I am particularly disturbed by the disservice done to Dmitri Vasiliev, a man who, in my opinion, was a distinguished public servant who really understood the issues presented in regulating the securities markets.

The constant comments about all the people being paid with cash reflected Mr. McClintick’s ignorance of Russia at that time. In 1994 it was illegal to use American currency to buy things. Checks did not exist, and the way people bought and sold anything, from a bottle of wine to gasoline for their car, was with cash. Trying to build a business in that climate was next to impossible, but the attempt of the Americans to deal with this required aggressive, committed people like the staff of the Harvard Project to step “out of the box.” Yes, there were requirements to not buy Russian securities or invest in Russian companies personally. Not many Americans did, but those who did invest were more naive than calculating.

So little is made in Mr. McClintick’s article about the creation, through the work of Anatoly Chubais, Yegor Gaidar and Dmitri Vasiliev, of the “voucher” program, which some today may criticize but was in my opinion the single most important program in Russian economic history. Mr. McClintick’s 26-page diatribe should have been 23 pages about the voucher system and a footnote about the issues he raises.

A. Robert Towbin

Managing director, Stephens

New York, New York

Harvard weighs in

Your recent article “How Harvard Lost Russia” fails to make clear that from the outset of his presidency at Harvard, Lawrence Summers was recused from any university deliberations or decisions relating to the litigation between Harvard and the United States government. President Summers also has been recused from institutional processes and judgments regarding whether, when or how Harvard should review the conduct of employees involved in the Harvard Institute for International Development project. More generally, in situations involving members of the Faculty of Arts and Sciences, such decisions belong in the first instance to the Faculty through its established procedures. Given issues of confidentiality, the Faculty of Arts and Sciences ordinarily does not comment on specific personnel matters.

Robert Iuliano

Vice president and general counsel

Harvard University

Cambridge, Massachusetts

David McClintick responds:

Mr. Towbin states that it was “a time in history that only someone living in Russia in the early 1990s could possibly understand.” Does he believe that only people who lived in Paris in 1789 could understand and comment on the French Revolution?

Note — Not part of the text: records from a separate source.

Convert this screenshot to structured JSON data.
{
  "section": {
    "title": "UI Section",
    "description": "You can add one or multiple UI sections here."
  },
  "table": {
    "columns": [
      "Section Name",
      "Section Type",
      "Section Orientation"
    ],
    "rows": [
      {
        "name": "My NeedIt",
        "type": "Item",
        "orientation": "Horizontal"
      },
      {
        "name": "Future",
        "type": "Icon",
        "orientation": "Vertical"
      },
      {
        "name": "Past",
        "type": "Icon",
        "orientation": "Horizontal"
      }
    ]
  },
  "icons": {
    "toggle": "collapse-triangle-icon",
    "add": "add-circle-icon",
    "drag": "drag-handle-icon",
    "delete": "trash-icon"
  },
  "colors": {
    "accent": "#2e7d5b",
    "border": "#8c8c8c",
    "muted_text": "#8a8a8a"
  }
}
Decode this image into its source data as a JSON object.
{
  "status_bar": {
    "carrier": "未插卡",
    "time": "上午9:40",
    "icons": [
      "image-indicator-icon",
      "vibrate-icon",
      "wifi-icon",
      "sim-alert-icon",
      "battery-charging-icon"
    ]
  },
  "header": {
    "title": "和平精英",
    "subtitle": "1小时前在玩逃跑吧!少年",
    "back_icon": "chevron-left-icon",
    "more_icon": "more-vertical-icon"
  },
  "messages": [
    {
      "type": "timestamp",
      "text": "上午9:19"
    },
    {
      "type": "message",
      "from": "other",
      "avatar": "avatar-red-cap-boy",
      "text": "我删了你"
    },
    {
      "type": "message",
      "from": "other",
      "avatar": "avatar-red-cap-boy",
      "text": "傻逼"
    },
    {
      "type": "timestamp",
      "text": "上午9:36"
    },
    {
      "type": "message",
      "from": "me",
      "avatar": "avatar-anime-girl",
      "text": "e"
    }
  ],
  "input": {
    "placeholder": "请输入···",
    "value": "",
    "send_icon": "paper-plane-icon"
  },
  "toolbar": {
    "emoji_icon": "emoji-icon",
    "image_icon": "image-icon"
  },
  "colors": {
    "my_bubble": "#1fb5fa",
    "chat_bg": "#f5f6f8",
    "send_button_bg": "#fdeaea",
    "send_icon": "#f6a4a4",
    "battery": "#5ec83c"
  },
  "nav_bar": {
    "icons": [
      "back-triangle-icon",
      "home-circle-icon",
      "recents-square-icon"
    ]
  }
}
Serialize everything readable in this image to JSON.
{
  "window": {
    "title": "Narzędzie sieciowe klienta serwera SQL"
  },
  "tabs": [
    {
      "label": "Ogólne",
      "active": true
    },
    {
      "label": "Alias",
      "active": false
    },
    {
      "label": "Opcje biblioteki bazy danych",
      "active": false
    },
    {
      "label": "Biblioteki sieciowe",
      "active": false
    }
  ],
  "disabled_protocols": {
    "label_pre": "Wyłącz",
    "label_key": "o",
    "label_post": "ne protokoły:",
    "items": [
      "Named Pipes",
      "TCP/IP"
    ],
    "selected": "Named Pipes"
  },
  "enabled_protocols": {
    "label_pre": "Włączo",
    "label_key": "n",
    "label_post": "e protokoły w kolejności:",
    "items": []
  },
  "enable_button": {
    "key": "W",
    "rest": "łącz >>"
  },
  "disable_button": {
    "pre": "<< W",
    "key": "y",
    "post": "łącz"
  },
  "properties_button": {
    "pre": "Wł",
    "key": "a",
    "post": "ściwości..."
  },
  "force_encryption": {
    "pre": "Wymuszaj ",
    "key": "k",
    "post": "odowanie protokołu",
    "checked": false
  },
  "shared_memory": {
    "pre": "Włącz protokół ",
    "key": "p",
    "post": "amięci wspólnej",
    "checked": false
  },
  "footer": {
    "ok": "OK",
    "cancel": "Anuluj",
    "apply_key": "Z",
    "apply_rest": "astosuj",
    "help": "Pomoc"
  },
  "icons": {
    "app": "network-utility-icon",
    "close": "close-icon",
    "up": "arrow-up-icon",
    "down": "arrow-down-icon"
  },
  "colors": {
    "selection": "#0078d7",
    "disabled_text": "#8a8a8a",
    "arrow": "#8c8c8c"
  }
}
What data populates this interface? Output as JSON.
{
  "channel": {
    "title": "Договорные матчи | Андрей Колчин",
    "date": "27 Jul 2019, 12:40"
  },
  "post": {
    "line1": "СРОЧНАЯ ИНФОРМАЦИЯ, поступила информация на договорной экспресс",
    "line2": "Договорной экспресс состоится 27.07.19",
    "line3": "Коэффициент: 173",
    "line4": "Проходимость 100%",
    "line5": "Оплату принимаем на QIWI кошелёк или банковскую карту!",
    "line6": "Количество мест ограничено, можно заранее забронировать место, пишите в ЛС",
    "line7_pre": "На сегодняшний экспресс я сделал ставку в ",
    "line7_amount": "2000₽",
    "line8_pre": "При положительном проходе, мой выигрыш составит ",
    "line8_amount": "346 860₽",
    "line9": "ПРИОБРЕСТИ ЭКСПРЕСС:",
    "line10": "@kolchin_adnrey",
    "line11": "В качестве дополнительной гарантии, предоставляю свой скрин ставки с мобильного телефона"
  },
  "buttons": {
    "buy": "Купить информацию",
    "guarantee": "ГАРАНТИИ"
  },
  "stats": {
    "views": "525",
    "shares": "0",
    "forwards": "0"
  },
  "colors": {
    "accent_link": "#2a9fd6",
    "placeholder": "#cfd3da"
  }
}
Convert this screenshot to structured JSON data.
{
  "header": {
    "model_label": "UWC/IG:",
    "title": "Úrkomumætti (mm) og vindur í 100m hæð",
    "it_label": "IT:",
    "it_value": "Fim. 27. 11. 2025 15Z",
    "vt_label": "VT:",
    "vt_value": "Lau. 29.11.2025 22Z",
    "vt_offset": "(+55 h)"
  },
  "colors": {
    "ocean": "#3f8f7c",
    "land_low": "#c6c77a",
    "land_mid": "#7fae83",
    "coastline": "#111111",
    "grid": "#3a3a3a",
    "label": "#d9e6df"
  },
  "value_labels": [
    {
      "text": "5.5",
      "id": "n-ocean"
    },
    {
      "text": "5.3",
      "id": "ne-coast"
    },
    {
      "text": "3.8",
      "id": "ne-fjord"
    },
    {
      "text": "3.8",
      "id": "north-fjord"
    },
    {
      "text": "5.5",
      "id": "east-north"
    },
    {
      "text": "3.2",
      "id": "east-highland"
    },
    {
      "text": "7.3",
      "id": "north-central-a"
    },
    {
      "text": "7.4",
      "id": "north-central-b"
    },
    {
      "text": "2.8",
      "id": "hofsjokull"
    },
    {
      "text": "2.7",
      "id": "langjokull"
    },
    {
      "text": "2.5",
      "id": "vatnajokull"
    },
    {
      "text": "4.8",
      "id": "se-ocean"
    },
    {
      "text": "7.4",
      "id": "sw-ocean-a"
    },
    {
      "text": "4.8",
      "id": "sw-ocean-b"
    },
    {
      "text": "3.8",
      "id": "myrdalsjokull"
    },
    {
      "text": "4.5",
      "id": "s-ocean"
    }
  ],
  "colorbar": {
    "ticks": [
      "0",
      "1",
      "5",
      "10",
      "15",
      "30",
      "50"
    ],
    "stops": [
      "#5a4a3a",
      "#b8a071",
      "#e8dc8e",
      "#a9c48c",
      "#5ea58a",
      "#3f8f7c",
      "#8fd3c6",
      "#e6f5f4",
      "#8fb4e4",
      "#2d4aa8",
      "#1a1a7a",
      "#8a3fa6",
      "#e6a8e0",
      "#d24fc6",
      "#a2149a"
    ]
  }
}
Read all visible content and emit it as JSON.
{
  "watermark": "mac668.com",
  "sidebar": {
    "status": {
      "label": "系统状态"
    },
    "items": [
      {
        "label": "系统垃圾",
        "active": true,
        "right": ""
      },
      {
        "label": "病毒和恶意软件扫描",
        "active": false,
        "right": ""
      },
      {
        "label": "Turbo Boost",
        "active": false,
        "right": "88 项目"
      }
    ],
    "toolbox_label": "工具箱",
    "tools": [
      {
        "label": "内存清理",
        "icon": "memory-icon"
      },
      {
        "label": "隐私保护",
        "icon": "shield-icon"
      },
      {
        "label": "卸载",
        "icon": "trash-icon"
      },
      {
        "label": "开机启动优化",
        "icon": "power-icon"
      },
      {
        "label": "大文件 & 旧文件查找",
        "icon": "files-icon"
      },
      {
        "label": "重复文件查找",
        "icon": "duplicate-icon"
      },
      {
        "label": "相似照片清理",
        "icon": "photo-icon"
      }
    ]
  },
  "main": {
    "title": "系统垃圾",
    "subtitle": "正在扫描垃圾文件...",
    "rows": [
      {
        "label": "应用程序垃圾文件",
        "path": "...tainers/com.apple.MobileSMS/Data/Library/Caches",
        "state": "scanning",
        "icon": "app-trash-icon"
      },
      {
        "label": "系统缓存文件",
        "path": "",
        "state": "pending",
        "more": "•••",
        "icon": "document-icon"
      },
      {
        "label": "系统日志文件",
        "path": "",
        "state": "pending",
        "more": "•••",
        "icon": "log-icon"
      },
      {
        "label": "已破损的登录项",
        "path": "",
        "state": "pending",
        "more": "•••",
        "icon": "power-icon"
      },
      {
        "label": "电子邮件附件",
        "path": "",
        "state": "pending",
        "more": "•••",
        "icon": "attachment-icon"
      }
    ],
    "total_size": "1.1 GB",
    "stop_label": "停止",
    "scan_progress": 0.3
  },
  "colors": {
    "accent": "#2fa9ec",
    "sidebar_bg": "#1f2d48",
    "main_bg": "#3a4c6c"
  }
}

Mr. Iuliano errs in his central assertion and blurs other important issues. He says the article fails to make clear Summers’ recusal. In fact, it states the recusal three times. Iuliano is less specific on the terms of the recusal and when it was effective.

Summers was appointed president of Harvard on March 11, 2001. He was an active president-designate, involving himself in university affairs well before his formal investiture. The university told me that he “recused himself from the disposition of the HIID case” on June 18, 2001. It is unclear why the recusal was delayed more than three months -- until 12 days before he took office formally on July 1, 2001.

In Summers’ sworn deposition (which Iuliano attended), Summers acknowledges that he discussed the Shleifer scandal with Shleifer “prior to my removing myself from the case, not long after I took up the position at Harvard” and that he asked Faculty of Arts and Sciences dean Jeremy Knowles to protect Shleifer. Summers testified that he did not recall whether he spoke with Knowles before or after the recusal was effective but indicated he did not feel the terms of the recusal barred the conversation. Iuliano does not address the Knowles contact.

Correction

In “How Harvard Lost Russia” (December 2005/January 2006), the name of a U.S. Agency for International Development special agent was misspelled. The name should have been Phillip Rodokanakis. Rodokanakis is a certified fraud examiner and a managing director of U.S. Data Forensics, a private company in Bethesda, Maryland.